Second Department of Cardiology, Athens University Medical School, Attiko University Hospital, Athens, Greece.
Int J Cardiol. 2012 May 17;157(1):31-7. doi: 10.1016/j.ijcard.2010.11.007. Epub 2010 Dec 22.
We investigated whether dobutamine-induced changes of the left atrial (LA) two-dimensional speckle tracking parameters are related to clinical and neurohumoral improvement after levosimendan treatment in patients with acutely decompensate chronic heart failure (ADCHF).

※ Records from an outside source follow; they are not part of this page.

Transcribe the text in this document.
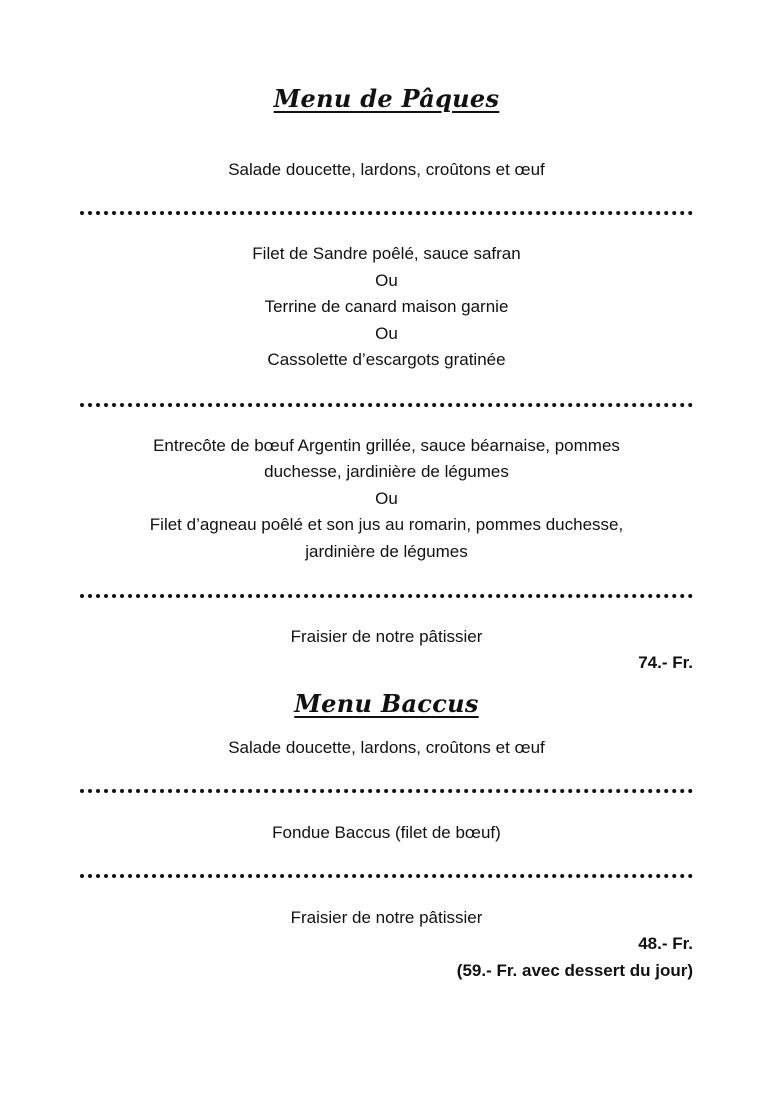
Menu de Pâques

Salade doucette, lardons, croûtons et œuf

Filet de Sandre poêlé, sauce safran

Ou

Terrine de canard maison garnie

Ou

Cassolette d’escargots gratinée

Entrecôte de bœuf Argentin grillée, sauce béarnaise, pommes

duchesse, jardinière de légumes

Ou

Filet d’agneau poêlé et son jus au romarin, pommes duchesse,

jardinière de légumes

Fraisier de notre pâtissier

74.- Fr.

Menu Baccus

Salade doucette, lardons, croûtons et œuf

Fondue Baccus (filet de bœuf)

Fraisier de notre pâtissier

48.- Fr.

(59.- Fr. avec dessert du jour)
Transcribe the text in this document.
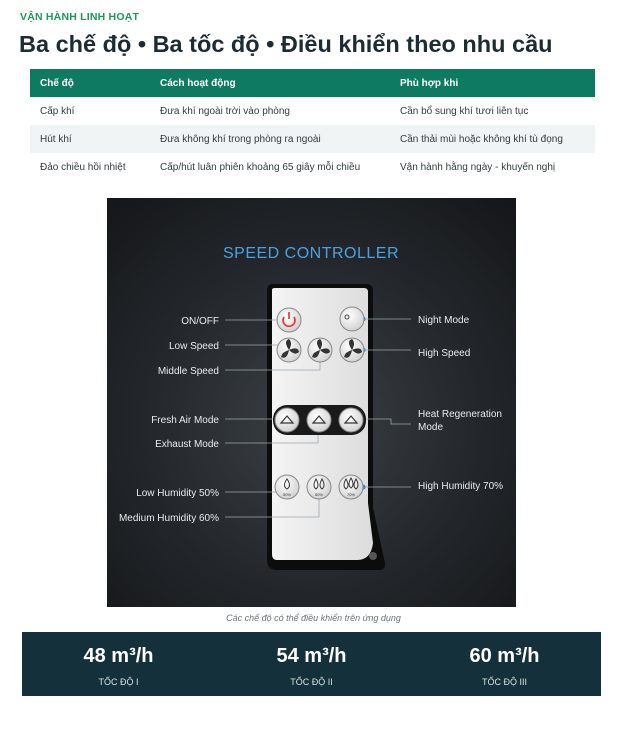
VẬN HÀNH LINH HOẠT
Ba chế độ • Ba tốc độ • Điều khiển theo nhu cầu
Chế độ	Cách hoạt động	Phù hợp khi
Cấp khí	Đưa khí ngoài trời vào phòng	Cần bổ sung khí tươi liên tục
Hút khí	Đưa không khí trong phòng ra ngoài	Cần thải mùi hoặc không khí tù đọng
Đảo chiều hồi nhiệt	Cấp/hút luân phiên khoảng 65 giây mỗi chiều	Vận hành hằng ngày - khuyến nghị
SPEED CONTROLLER
50%	60%	70%
ON/OFF
Low Speed
Middle Speed
Fresh Air Mode
Exhaust Mode
Low Humidity 50%
Medium Humidity 60%
Night Mode
High Speed
Heat Regeneration
Mode
High Humidity 70%
Các chế độ có thể điều khiển trên ứng dụng
48 m³/h
TỐC ĐỘ I
54 m³/h
TỐC ĐỘ II
60 m³/h
TỐC ĐỘ III
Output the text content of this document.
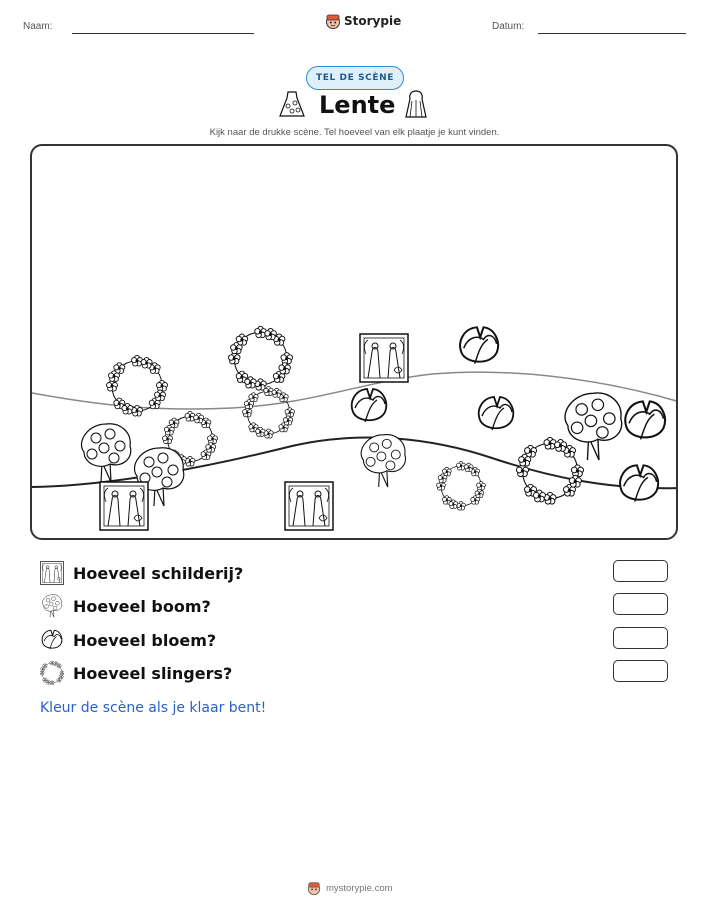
Naam:	Storypie	Datum:
TEL DE SCÈNE
Lente
Kijk naar de drukke scène. Tel hoeveel van elk plaatje je kunt vinden.
Hoeveel schilderij?
Hoeveel boom?
Hoeveel bloem?
Hoeveel slingers?
Kleur de scène als je klaar bent!
mystorypie.com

Forty-six patients with ADCHF and LV ejection fraction <35%, were studied using dobutamine stress echocardiography before a 24-hour infusion of levosimendan. In a multivariable model, we included: dobutamine-induced LV contractile reserve, change (%) of LA volume, LV longitudinal strain rate and LA speckle tracking parameters to assess the improvement of NYHA class, 6-min walk distance and brain natriuretic peptide (BNP).
The change (%) of LA-contractile strain and LV longitudinal stain rate were independent determinants of improvement of NYHA class, and BNP and increase in the 6-min walk test distance (b=-0.59, b=-0.65, b=0.41, and b=-0.44, b=-0.40, b=0.60, respectively, p<0.05). The addition of LA-contractile strain change in the multivariable analysis including LV longitudinal stain rate change increased the value of the model from r(2)=0.46 to 0.58 for NYHA improvement and from r(2)=0.44 to 0.70, for the BNP reduction and from r(2)=0.49 to 0.60, for increase in the 6-min walk test distance (p<0.05). The change (%) of LA-reservoir strain was univariate determinant for increase in the 6-min walk test distance (b=-0.37, p=0.02) and increased the value of the multivariate model from r(2)=0.46 to 0.58, p=0.02.
In patients with ADCHF, left atrial two-dimensional speckle tracking parameters in addition to LV longitudinal strain rate may detect those patients who are prone to improve after levosimendan treatment.
我们研究了多巴酚丁胺诱导的左心房(LA)二维斑点追踪参数变化是否与左西孟旦治疗急性失代偿性慢性心力衰竭(ADCHF)患者后的临床和神经激素改善相关。
46 例射血分数<35%的 ADCHF 患者在接受左西孟旦 24 小时输注前接受多巴酚丁胺负荷超声心动图检查。在多变量模型中,我们纳入了:多巴酚丁胺诱导的左心室收缩储备、LA 容积变化(%)、LV 纵向应变率和 LA 斑点追踪参数,以评估 NYHA 分级、6 分钟步行距离和脑钠肽(BNP)的改善情况。
LA 收缩应变和 LV 纵向应变率的变化(%)是 NYHA 分级改善的独立决定因素,BNP 和 6 分钟步行试验距离增加(b=-0.59,b=-0.65,b=0.41,b=-0.44,b=-0.40,b=0.60,p<0.05)。在包括 LV 纵向应变率变化的多变量分析中加入 LA 收缩应变变化增加了模型的价值,NYHA 改善的 r(2)=0.46 增加到 0.58,BNP 降低的 r(2)=0.44 增加到 0.70,6 分钟步行试验距离增加的 r(2)=0.49 增加到 0.60(p<0.05)。LA 储备应变的变化(%)是 6 分钟步行试验距离增加的单变量决定因素(b=-0.37,p=0.02),并使多变量模型的 r(2)=0.46 增加到 0.58,p=0.02。
在 ADCHF 患者中,左心房二维斑点追踪参数除了 LV 纵向应变率外,还可以检测出那些在左西孟旦治疗后易于改善的患者。